20 dinarın zekatı olarak yarım dinar ödeme zamanı geldiği halde o yarım dinarı
vermek üzere ayırmakla birlikte hak sahiplerine onu ödemeden önce telef olursa,
geriye 19,5 dinar kalmış olur ve bunda ona zekat düşmez. Şayet 21,5 dinar olup
onun zekatını vermek istese, o takdirde, 20 dinar için yarım dinar, 20 dinardan
geri kalan miktar için de kalanın ondabirinin (1/10) çeyreğini (kırktabirini:
1/40) öder, çünkü dinar, dirhem ve yiyeceklerin tamamından zekat düşen
miktardan fazlasında hesabına göre zekat düşer. Eğer ödeyeceği zekat telef
olursa, geriye de 20 dinar ve fazlası kalmışsa, geri kalanın ondabirinin (1/10)

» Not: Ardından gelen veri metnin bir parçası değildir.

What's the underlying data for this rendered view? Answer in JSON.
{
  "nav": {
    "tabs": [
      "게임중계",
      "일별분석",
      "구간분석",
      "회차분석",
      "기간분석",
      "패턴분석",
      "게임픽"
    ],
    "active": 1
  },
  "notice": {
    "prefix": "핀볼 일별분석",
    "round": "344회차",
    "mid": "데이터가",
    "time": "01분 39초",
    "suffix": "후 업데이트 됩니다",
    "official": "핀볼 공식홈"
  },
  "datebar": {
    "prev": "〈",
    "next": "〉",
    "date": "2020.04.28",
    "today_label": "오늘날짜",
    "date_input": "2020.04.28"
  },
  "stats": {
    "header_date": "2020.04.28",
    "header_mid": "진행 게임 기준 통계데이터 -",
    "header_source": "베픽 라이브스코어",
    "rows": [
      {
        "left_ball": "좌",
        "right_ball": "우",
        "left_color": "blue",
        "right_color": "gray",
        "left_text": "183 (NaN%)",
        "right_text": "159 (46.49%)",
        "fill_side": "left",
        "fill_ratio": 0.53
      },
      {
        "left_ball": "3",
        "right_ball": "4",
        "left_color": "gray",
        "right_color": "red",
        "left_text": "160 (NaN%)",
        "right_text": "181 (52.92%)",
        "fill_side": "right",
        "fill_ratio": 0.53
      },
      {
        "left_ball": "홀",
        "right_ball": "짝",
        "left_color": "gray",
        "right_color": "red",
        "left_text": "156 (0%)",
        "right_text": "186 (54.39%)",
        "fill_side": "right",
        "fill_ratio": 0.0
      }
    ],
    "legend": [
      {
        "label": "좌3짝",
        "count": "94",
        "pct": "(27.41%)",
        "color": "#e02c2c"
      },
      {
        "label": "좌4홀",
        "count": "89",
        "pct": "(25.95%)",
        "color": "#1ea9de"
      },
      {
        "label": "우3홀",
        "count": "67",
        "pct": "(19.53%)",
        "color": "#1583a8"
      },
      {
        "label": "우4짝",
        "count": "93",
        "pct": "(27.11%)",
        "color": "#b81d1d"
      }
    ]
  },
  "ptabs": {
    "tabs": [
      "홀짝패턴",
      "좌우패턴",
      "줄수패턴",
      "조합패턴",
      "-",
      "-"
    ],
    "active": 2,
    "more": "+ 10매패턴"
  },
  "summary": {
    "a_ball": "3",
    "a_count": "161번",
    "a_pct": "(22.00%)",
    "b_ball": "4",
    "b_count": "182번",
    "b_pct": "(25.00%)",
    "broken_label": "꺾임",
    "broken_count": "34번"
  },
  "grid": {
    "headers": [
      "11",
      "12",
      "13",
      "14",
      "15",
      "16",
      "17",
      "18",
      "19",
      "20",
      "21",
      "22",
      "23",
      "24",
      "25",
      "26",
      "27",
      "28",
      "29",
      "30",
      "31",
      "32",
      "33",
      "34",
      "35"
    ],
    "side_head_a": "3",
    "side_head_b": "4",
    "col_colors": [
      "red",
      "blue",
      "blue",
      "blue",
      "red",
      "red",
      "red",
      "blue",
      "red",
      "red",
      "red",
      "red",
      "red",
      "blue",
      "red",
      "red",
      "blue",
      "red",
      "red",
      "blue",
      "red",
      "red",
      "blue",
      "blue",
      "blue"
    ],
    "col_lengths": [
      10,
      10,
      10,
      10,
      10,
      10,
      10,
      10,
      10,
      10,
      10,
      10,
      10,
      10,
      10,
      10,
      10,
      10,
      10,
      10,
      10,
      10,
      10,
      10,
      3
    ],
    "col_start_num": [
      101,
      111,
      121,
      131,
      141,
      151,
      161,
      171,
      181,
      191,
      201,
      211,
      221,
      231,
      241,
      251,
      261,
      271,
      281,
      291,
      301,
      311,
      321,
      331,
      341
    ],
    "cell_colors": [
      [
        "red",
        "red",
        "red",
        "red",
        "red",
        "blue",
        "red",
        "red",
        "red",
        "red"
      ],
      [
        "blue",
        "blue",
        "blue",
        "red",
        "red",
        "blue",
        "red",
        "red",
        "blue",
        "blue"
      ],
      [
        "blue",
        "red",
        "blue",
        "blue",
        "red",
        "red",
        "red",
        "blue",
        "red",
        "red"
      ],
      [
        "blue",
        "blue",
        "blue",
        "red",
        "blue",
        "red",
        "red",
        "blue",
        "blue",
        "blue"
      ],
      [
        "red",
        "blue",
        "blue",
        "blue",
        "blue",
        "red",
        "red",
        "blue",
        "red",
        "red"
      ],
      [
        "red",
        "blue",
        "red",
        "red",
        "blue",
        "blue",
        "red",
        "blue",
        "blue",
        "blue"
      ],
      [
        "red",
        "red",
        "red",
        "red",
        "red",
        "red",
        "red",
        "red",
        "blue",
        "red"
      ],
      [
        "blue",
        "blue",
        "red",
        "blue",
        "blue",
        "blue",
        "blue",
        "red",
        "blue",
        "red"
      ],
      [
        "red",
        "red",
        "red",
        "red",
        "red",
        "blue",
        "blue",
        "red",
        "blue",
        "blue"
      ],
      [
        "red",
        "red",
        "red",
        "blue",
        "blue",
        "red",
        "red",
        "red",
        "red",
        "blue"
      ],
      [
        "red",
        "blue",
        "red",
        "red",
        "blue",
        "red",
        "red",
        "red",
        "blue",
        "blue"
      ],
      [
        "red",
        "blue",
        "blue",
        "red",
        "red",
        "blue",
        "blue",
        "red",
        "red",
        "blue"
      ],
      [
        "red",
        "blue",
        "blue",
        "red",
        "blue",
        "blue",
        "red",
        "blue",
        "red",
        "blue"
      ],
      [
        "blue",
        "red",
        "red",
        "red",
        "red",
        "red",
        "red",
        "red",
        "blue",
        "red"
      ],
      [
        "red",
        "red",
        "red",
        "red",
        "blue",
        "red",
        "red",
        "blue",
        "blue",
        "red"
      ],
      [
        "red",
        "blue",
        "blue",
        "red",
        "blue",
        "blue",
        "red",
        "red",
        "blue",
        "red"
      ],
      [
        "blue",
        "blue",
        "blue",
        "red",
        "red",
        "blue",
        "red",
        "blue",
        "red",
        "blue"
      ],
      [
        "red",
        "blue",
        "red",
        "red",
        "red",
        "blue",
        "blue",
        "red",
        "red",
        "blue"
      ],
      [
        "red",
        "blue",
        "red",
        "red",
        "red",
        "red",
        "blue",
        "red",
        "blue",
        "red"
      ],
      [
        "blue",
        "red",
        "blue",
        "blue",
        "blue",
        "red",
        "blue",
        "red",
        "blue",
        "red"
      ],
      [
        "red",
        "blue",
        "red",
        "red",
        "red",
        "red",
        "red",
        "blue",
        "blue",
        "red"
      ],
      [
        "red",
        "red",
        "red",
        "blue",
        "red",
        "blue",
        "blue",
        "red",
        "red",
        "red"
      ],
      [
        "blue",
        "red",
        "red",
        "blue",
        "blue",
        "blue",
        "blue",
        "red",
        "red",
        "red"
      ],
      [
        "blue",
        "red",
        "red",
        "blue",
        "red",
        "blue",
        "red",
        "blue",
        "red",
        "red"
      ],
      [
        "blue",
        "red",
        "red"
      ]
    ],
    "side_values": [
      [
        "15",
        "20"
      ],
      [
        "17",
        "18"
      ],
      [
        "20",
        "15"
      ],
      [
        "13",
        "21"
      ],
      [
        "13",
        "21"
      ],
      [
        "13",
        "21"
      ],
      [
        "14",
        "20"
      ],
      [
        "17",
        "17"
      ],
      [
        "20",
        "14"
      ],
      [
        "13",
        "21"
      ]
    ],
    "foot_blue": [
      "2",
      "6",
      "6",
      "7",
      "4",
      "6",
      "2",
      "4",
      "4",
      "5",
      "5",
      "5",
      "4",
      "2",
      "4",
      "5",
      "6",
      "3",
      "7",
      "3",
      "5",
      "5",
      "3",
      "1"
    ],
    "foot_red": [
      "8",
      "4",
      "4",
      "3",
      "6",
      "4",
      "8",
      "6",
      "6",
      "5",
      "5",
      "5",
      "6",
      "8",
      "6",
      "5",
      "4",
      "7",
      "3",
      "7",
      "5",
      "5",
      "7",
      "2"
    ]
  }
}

çeyreği hesabıyla (kırktabir: 1/40) zekatını öder.
Şafii (Allah'ın rahmeti
ona olsun) dedi ki: Yerden yetişenlerde, ticaret mallarında ve bunun dışında
zekatı ödenecek mallarda ve davarlarda da bu böyledir, ancak davarlar sayı ile
olmaları itibari ile bu hususta farklıdırlar. İki sınır arasında davarların
zekatı affedilmiştir. Kendisi yolculukta olduğu halde üzerinden sene geçecek
olup pay hak edenleri bulamaz yahut da bir şehirde bulunup zekatı hak edenleri
aradığı halde, o esnada zekattan pay hak eden bir kimse bulamazsa yahut hapse
atılır ya da kendisinin malına ulaşmasına engelolunursa, bütün bu hususlar onun
için bir mazerettir, bunlardan ötürü kendisi kusurlu davranmış sayılmaz. Sene
geçtikten sonra malından telef olan miktar, zekat onun aleyhine hesaba
katılmaz. Tıpkı sene dolmadan önce telef olanın hesaba katılmadığı gibi.
Şayet hapsedildiği
takdirde, güvendiği bir kimse, imkan bulup ona bunu yapmasını emretmezse yahut
da zekattan pay hak eden kimseleri bulmakla birlikte, imkanı varsa bu işi az ya
da çok geciktirerek malın varlığı ve hak sahiplerinin bulunması halinde onlara
(zekatı) vermezse, o kişi kusur işlemiş olur.
Malından telef olanın
zekatını yine malından kalandan ödemesi gerekir.
Sanki onun 20 dinarı
varmış da zekatını ödeme imkanı bulduğu halde onu geciktirmiş ve 20 dinarı
helak / telef olmuş gibidir. Bu durumda onun yarım dinar zekat borcu olur, bunu
bulduğu zaman öder. Şayet onun, zekatını ödemesi mümkün olan bir malı var ve
fakat bunu yapmayacak olursa ve yıllarca tehir ederse ve ona zekat ödemesi icap
ettiği halde zekatı vermeyip elindeki de telef olursa bu husustaki kusurundan
ötürü onun zekatını öder. Eğer onun 100 koyunu olup, bunlar elinde üç yıl kalıp
üçüncü yılında bunların zekatını ödeme imkanı bulacak olursa, o üç yılın
zekatını öder. Eğer üçüncü yılda o zekatı ödeme imkanını bulamayıp sonunda
telef olurlarsa üçüncÜ yılda ona zekat düşmez, fakat zekatlarını ödemekte
kusurlu hareket ettiği diğer iki sene için onların zekatını öder.